The information made available to me indicates that in the November 2010 timeframe, the non-employee conducted a search that appeared intended to reach into part of the computer system to which the non-employee did not have authorized access. In such a circumstance, the system was designed to bring up on the workstation screen a page that advised the non-employee was not authorized to access that document. This page, however, had the security vulnerability that has since been discovered and remedied. The security vulnerability was that the page also contained a “URL” that indicated where the document was located on the system and if an individual copied the URL and pasted it into the browser’s address bar, the individual could gain access to the document, copy it, bring that copy across the firewall, and paste it into a folder on his or her side of the firewall. The information made available to me indicates the non-employee copied the URL, pasted it directly into the browser’s bar, and accessed the document.

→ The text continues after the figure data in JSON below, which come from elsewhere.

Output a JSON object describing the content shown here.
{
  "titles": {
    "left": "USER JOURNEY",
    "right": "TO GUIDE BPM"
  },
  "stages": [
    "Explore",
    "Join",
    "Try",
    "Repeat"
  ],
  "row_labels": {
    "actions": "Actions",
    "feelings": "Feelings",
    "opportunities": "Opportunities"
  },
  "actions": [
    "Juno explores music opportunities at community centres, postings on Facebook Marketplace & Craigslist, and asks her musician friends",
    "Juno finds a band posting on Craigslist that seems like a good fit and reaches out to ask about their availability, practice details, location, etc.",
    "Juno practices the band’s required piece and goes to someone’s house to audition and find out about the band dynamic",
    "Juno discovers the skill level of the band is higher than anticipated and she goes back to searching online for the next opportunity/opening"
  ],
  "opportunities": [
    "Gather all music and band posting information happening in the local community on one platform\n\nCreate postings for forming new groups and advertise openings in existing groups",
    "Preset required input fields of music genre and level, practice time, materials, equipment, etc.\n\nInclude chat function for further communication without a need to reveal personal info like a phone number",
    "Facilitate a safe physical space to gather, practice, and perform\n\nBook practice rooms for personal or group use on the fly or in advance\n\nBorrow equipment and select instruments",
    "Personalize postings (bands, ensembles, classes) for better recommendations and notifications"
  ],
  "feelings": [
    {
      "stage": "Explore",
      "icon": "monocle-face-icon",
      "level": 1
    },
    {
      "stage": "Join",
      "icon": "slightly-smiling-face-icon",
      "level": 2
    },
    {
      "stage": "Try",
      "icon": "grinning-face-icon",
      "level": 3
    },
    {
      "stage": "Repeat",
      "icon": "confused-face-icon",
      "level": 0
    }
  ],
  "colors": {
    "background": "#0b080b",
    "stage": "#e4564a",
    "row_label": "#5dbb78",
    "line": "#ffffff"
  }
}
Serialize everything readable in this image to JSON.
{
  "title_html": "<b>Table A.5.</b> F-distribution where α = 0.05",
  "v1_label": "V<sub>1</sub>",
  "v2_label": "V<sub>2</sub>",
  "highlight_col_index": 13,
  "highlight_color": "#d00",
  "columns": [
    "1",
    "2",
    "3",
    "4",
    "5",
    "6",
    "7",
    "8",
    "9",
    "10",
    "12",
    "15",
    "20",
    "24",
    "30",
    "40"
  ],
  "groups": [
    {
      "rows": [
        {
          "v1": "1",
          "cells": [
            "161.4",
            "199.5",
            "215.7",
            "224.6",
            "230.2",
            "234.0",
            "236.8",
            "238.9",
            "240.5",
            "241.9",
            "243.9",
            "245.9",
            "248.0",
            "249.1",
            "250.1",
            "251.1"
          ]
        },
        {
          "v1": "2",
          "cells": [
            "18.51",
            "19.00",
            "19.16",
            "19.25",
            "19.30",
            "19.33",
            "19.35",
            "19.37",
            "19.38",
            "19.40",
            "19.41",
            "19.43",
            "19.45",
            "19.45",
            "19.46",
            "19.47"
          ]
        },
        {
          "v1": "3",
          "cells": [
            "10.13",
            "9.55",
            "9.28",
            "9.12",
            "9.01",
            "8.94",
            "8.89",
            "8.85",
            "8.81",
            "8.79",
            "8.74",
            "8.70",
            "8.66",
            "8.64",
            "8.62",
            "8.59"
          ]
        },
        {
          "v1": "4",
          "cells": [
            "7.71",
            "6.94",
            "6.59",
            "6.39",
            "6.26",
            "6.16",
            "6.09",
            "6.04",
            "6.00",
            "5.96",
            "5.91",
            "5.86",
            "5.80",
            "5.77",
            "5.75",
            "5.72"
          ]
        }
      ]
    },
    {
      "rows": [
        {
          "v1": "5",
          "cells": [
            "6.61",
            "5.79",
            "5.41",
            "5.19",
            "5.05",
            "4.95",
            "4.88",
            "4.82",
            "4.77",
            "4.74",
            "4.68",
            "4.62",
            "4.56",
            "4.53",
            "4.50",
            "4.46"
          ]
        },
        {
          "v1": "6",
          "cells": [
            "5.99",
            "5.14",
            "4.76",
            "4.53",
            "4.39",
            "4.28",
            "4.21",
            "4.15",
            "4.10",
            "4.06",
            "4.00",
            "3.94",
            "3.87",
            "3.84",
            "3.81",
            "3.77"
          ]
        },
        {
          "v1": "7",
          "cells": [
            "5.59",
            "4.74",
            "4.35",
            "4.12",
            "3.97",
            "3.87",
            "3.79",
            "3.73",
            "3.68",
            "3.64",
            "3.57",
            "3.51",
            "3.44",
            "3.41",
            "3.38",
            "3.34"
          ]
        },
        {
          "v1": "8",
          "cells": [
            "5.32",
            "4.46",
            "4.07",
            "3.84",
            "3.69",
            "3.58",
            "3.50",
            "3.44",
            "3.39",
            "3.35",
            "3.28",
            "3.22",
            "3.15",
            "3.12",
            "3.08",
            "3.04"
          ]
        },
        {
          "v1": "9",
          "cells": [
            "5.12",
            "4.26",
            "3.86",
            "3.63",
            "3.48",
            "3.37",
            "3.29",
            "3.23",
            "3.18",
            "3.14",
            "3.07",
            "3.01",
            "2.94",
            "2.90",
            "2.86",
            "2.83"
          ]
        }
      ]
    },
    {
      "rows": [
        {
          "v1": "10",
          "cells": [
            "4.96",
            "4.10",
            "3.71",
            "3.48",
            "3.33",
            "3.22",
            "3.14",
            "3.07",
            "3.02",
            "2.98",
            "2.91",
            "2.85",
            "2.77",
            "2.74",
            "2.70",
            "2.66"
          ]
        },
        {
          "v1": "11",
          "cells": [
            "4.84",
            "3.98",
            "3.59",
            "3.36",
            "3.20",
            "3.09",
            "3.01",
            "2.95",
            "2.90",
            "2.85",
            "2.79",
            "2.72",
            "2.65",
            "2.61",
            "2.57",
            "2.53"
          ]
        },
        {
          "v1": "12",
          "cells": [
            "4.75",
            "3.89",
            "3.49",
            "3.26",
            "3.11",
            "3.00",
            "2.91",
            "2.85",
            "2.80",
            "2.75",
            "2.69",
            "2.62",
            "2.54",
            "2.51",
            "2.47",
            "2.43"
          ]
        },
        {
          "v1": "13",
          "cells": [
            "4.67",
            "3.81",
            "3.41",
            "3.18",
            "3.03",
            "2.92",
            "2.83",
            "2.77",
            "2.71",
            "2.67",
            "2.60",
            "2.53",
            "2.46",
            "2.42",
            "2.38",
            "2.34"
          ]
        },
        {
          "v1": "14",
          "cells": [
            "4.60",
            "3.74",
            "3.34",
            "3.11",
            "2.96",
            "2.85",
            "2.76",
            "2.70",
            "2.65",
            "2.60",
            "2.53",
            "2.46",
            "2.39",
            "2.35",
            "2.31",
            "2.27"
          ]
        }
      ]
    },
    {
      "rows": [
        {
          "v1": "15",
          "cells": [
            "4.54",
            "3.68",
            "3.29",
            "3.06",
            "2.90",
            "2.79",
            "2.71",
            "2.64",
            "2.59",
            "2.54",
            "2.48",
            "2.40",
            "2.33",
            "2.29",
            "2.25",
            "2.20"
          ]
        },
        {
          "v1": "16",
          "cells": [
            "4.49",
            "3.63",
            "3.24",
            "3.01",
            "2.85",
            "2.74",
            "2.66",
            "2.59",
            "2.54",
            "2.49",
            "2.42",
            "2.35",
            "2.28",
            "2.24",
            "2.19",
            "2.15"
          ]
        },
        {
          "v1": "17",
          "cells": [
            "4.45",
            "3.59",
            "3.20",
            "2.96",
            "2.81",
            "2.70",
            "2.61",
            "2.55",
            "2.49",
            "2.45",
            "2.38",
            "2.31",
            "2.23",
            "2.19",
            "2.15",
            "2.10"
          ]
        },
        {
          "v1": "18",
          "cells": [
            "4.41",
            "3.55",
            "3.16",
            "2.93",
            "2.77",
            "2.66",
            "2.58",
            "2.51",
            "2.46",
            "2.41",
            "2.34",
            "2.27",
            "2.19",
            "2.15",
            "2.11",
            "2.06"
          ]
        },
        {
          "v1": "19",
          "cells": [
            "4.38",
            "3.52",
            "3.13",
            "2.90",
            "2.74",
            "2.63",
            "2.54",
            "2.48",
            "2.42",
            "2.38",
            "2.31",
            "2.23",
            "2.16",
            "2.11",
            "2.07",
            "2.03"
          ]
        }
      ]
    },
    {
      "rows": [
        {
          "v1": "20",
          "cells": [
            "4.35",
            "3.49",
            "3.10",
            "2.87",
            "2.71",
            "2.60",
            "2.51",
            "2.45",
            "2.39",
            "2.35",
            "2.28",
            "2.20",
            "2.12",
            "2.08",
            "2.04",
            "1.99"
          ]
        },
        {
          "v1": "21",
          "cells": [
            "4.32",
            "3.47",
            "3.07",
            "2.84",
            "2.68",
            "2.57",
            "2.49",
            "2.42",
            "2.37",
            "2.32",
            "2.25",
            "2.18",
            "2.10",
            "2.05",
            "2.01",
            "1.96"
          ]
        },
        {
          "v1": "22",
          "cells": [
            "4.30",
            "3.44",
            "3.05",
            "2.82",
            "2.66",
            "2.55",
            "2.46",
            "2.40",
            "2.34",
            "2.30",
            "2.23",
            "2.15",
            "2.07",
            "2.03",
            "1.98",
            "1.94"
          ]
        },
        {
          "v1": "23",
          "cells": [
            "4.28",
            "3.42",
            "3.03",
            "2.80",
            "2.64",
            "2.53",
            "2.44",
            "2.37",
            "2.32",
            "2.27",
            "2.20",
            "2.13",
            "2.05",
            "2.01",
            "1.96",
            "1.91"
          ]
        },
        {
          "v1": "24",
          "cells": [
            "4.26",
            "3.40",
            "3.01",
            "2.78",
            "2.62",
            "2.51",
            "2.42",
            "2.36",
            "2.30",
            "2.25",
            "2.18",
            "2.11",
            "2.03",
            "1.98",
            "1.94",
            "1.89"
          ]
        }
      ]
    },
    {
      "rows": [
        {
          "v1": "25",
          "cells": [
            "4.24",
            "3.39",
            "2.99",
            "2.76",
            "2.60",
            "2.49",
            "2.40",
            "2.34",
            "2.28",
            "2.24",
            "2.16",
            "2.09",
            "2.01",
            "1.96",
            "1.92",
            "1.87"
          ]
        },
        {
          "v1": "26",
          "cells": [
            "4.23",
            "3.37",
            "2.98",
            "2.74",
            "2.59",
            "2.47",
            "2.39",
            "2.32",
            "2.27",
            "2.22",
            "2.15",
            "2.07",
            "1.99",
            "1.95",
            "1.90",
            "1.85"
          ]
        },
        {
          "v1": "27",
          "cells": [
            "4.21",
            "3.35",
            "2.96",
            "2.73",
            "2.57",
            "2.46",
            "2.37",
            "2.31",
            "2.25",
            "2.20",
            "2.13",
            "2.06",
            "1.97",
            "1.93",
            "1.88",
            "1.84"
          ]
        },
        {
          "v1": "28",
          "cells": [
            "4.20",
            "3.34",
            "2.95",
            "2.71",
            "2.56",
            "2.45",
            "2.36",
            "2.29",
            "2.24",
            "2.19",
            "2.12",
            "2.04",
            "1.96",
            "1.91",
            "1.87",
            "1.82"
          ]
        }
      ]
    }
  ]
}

That’s incredibly poor security for a bunch of documents the CIA clearly didn’t want the Senate to access. And it wasn’t cheap, either. This custom Google search and server set-up was apparently a large portion of the $40 million spent to compile the Torture Report. And let’s not forget that this vulnerability was undiscovered for over two years and not immediately patched when it eventually was discovered.
A staffer finding a flaw in a system isn’t hacking, no matter how much the CIA wants it to be. But the CFAA allows the government to use the law’s most charitable readings when prosecuting “hackers.” The CIA finds wrongdoing everywhere but never in its own backyard. Its management, employees and contractors who presided over its illegal torture program will not be held accountable for their actions. But the CIA wanted the Senate to be held accountable for… holding the CIA accountable.
I know some of the staffers who wrote the torture report, including the probable subject of the crimes report to the DOJ. They do not leak and have never been credibly been accused of leaking. They do not confirm or deny information that is officially classified, no matter how obvious it is or how many years it has been in the public domain. They scrupulously continue to follow the classification restrictions that the CIA and the committee placed on them, no matter how absurd those restrictions are or how severe the crimes they conceal.
Nevertheless, the CIA searched their computer drives and their emails, and referred them to the DOJ for prosecution. Why? Because, in the course of an official Senate investigation into the torture program, they used a CIA-installed Google search tool to find CIA documents about the torture program. They read the documents, despite the fact that they contained a questionable stamp of “privilege,” and preserved them when they thought they were in danger of destruction. The staffers’ actions were not crimes or a security breach justifying a search of Senate computers. Their actions were oversight of an agency in sore need of it.
The CIA is a rogue agency, much like its counterparts, the FBI and NSA. It may be publicly embarrassed or wince at the criticism and condemnation thrown its way, but it ultimately answers to no one — not even after its worst behavior has been exposed. It walks away from a damning report pretty much intact and has the gall to suggest Senate staffers be punished for walking in and out of its firesieve with damaging documents in their hands.